Today the property comprises 32 hectares, with 15 dedicated to vines, all farmed biodynamically. There’s a strong focus on culturing biodiversity with ponds and trees in amongst the vines. The estate sits in the Collio Goriziano or Collio region, with the wines all labelled under the Venezia Giulia appellation. The make-up of the vineyards has shifted over the years, especially as Gravner has moved away from the use of international varieties, but is heavily dominated by Ribolla Gialla (representing around 85%), with the native red grape Pignolo.
The estate has vines in the Dedno, Hum and Runk vineyards (Runk on the Italian side, with Dedno and Hum on the Slovenian side), having pulled up the Chardonnay and Sauvignon Blanc in Pusca, the Chardonnay in Polje, the Pinot Grigio in Godenza and the Pinot Grigio and Riesling Italico in Bracnik, using the land instead for forest and grazing.
Gravner’s flagship wine is the Ribolla Gialla, macerated for six months on its skins in amphorae, then pressed off and put back into amphorae for another six months, then aged for six years in cask prior to bottling. A Riserva Ribolla is bottled in certain vintages, made with a selection of fruit, made in the same way as the “straight” Ribolla, but aged for longer in bottle prior to release. The property also produced a one-off single-vineyard bottling of Ribolla Gialla from the Runk vineyard in 2003 (planted in 1915 and 1950), before the vines were pulled up, bottled exclusively in magnum.
The property has produced various other whites: Bianco Breg (a blend of Pinot Grigio, Sauvignon Blanc, Riesling Italico and Chardonnay, fermented on skins separately in amphorae, blended, then aged in cask, with the last vintage 2012); a Pinot Grigio made in certain vintages (including 2001, 2006 and 2007) and aged in bottle prior to release; and Bianco Sivi (a selection of Pinot Grigio made in certain vintages including 2006, 2007 and 2009). There was also a one-off late-harvest, botrytised Ribolla Gialla, made with a blend of fruit from the 2008, 2009 and 2010 vintages. Fermented in amphora, aged in small oak and bottled in 2015, only 1,200 bottles of the wine, labelled as “Otto. Nove. Dieci.” or 8.9.10.
As for reds, the estate currently only produces Rosso Breg, made with the indigenous Pignolo grape, fermented in amphorae and aged in Slavonian oak for five years, then aged nine additional years in bottle prior to release. The variety is intensely tannic, sometimes compared to a super-charged Nebbiolo, but is tamed by Gravner’s ageing methods, and this rare red is highly sought-after.
Previously, the property made Rosso Gravner, a blend of 90% Merlot and 10% Cabernet Sauvignon.
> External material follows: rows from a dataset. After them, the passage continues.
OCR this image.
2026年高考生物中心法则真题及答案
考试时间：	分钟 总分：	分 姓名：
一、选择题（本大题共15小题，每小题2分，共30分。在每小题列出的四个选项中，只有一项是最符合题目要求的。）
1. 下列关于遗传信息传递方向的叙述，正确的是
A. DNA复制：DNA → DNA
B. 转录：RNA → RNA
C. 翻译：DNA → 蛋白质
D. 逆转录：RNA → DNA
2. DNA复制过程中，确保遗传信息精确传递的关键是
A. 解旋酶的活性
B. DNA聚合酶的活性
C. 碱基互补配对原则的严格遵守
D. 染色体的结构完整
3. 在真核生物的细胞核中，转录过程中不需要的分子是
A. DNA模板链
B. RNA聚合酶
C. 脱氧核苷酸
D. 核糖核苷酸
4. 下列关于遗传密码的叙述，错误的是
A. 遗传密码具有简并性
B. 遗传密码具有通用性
The Rosso Rujno was made in exceptional years (including 1999, 2001, 2005, 2006, 2007 and 2008), with the same blend as the Rosso Gravner, aged for seven years in barrel and seven in bottle – a tribute to the number of years it takes for the entire human body’s cells to regenerate.
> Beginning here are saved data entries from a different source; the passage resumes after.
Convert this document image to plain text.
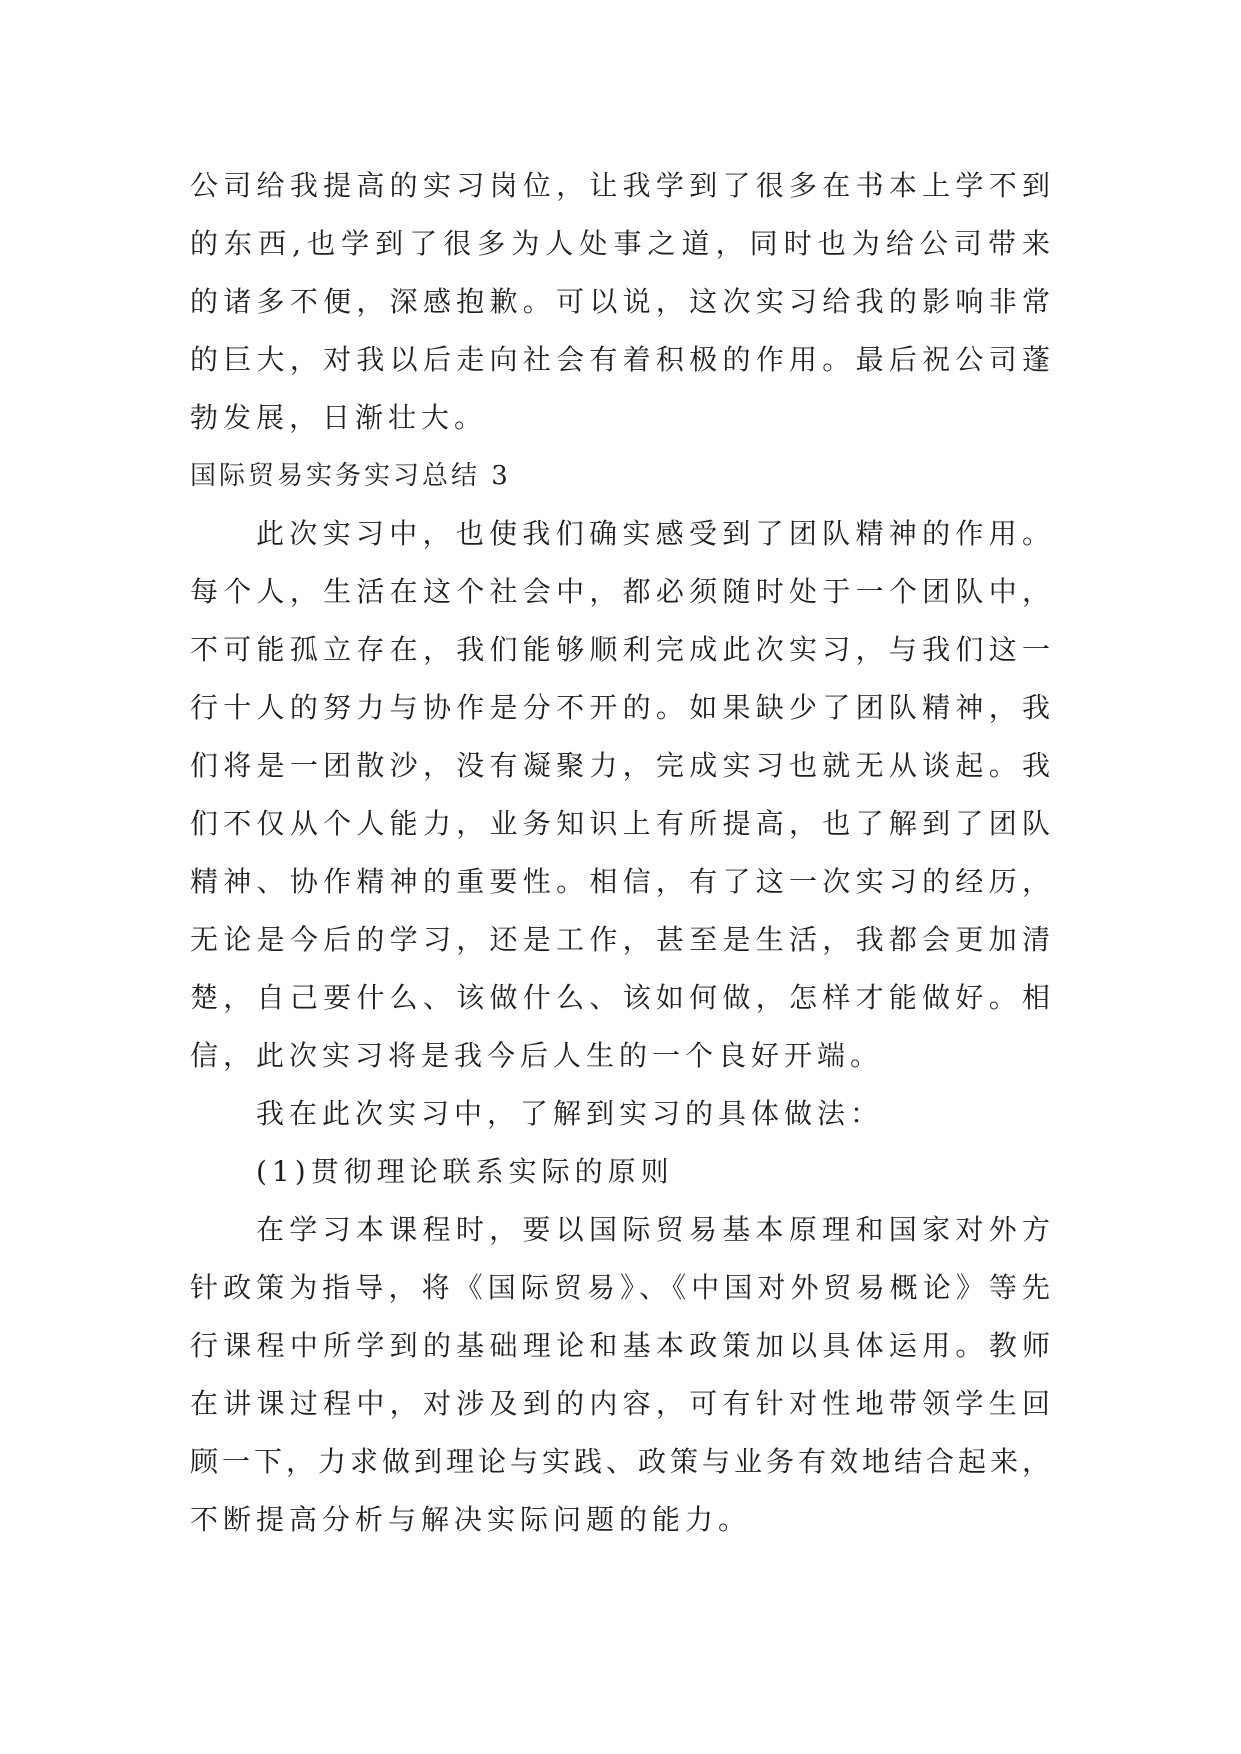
公司给我提高的实习岗位，让我学到了很多在书本上学不到
的东西,也学到了很多为人处事之道，同时也为给公司带来
的诸多不便，深感抱歉。可以说，这次实习给我的影响非常
的巨大，对我以后走向社会有着积极的作用。最后祝公司蓬
勃发展，日渐壮大。
国际贸易实务实习总结 3
此次实习中，也使我们确实感受到了团队精神的作用。
每个人，生活在这个社会中，都必须随时处于一个团队中，
不可能孤立存在，我们能够顺利完成此次实习，与我们这一
行十人的努力与协作是分不开的。如果缺少了团队精神，我
们将是一团散沙，没有凝聚力，完成实习也就无从谈起。我
们不仅从个人能力，业务知识上有所提高，也了解到了团队
精神、协作精神的重要性。相信，有了这一次实习的经历，
无论是今后的学习，还是工作，甚至是生活，我都会更加清
楚，自己要什么、该做什么、该如何做，怎样才能做好。相
信，此次实习将是我今后人生的一个良好开端。
我在此次实习中，了解到实习的具体做法：
(1)贯彻理论联系实际的原则
在学习本课程时，要以国际贸易基本原理和国家对外方
针政策为指导，将《国际贸易》、《中国对外贸易概论》等先
行课程中所学到的基础理论和基本政策加以具体运用。教师
在讲课过程中，对涉及到的内容，可有针对性地带领学生回
顾一下，力求做到理论与实践、政策与业务有效地结合起来，
不断提高分析与解决实际问题的能力。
After experimenting in the 2016 vintage, Gravner started using whole-bunch fermentation across his range in 2017, and is looking to use glass for some of the maturation process.
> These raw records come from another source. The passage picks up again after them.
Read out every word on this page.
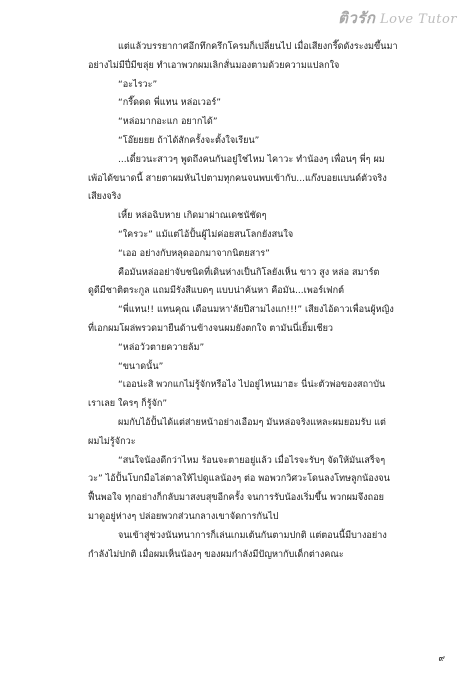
ติวรัก Love Tutor
แต่แล้วบรรยากาศอึกทึกครึกโครมก็เปลี่ยนไป เมื่อเสียงกรี๊ดดังระงมขึ้นมา
อย่างไม่มีปี่มีขลุ่ย ทำเอาพวกผมเลิกสั่นมองตามด้วยความแปลกใจ
“อะไรวะ”
“กรี๊ดดด พี่แทน หล่อเวอร์”
“หล่อมากอะแก อยากได้”
“โอ๊ยยยย ถ้าได้สักครั้งจะตั้งใจเรียน”
...เดี๋ยวนะสาวๆ พูดถึงคนกันอยู่ใช่ไหม ไคาวะ ทำน้องๆ เพื่อนๆ พี่ๆ ผม
เพ้อได้ขนาดนี้ สายตาผมหันไปตามทุกคนจนพบเข้ากับ...แก๊งบอยแบนด์ตัวจริง
เสียงจริง
เหี้ย หล่อฉิบหาย เกิดมาผ่าณเดชนัชัดๆ
“ใครวะ” แม้แต่ไอ้ปั้นผู้ไม่ค่อยสนโลกยังสนใจ
“เออ อย่างกับหลุดออกมาจากนิตยสาร”
คือมันหล่ออย่าจับชนิดที่เดินห่างเป็นกิโลยังเห็น ขาว สูง หล่อ สมาร์ต
ดูดีมีชาติตระกูล แถมมีรังสีแบดๆ แบบน่าค้นหา คือมัน...เพอร์เฟกต์
“พี่แทน!! แทนคุณ เดือนมหา'ลัยปีสามไงแก!!!” เสียงไอ้ดาวเพื่อนผู้หญิง
ที่เอกผมโผล่พรวดมายืนด้านข้างจนผมยังตกใจ ตามันนี่เยิ้มเชียว
“หล่อวัวตายควายล้ม”
“ขนาดนั้น”
“เออน่ะสิ พวกแกไม่รู้จักหรือไง ไปอยู่ไหนมาฮะ นี่น่ะตัวพ่อของสถาบัน
เราเลย ใครๆ ก็รู้จัก”
ผมกับไอ้ปั้นได้แต่ส่ายหน้าอย่างเอือมๆ มันหล่อจริงแหละผมยอมรับ แต่
ผมไม่รู้จักวะ
“สนใจน้องดีกว่าไหม ร้อนจะตายอยู่แล้ว เมื่อไรจะรับๆ จัดให้มันเสร็จๆ
วะ” ไอ้ปั้นโบกมือไล่ตาลให้ไปดูแลน้องๆ ต่อ พอพวกวิศวะโดนลงโทษลูกน้องจน
ฟื้นพอใจ ทุกอย่างก็กลับมาสงบสุขอีกครั้ง จนการรับน้องเริ่มขึ้น พวกผมจึงถอย
มาดูอยู่ห่างๆ ปล่อยพวกส่วนกลางเขาจัดการกันไป
จนเข้าสู่ช่วงนันทนาการก็เล่นเกมเต้นกันตามปกติ แต่ตอนนี้มีบางอย่าง
กำลังไม่ปกติ เมื่อผมเห็นน้องๆ ของผมกำลังมีปัญหากับเด็กต่างคณะ
๙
Joško Gravner had been working with his son Miha, priming him to take over the estate, however Miha died tragically in a motorcycle accident, aged just 27. Gravner’s daughter Mateja returned to the estate and now helps with operations and export, while her son Gregor is now working with Joško.
Gravner’s “amber” wines (using his preferred term) have inspired producers around the world, iconic age-worthy styles that are – along with those of neighbouring Radikon – prized, especially among natural wine aficionados.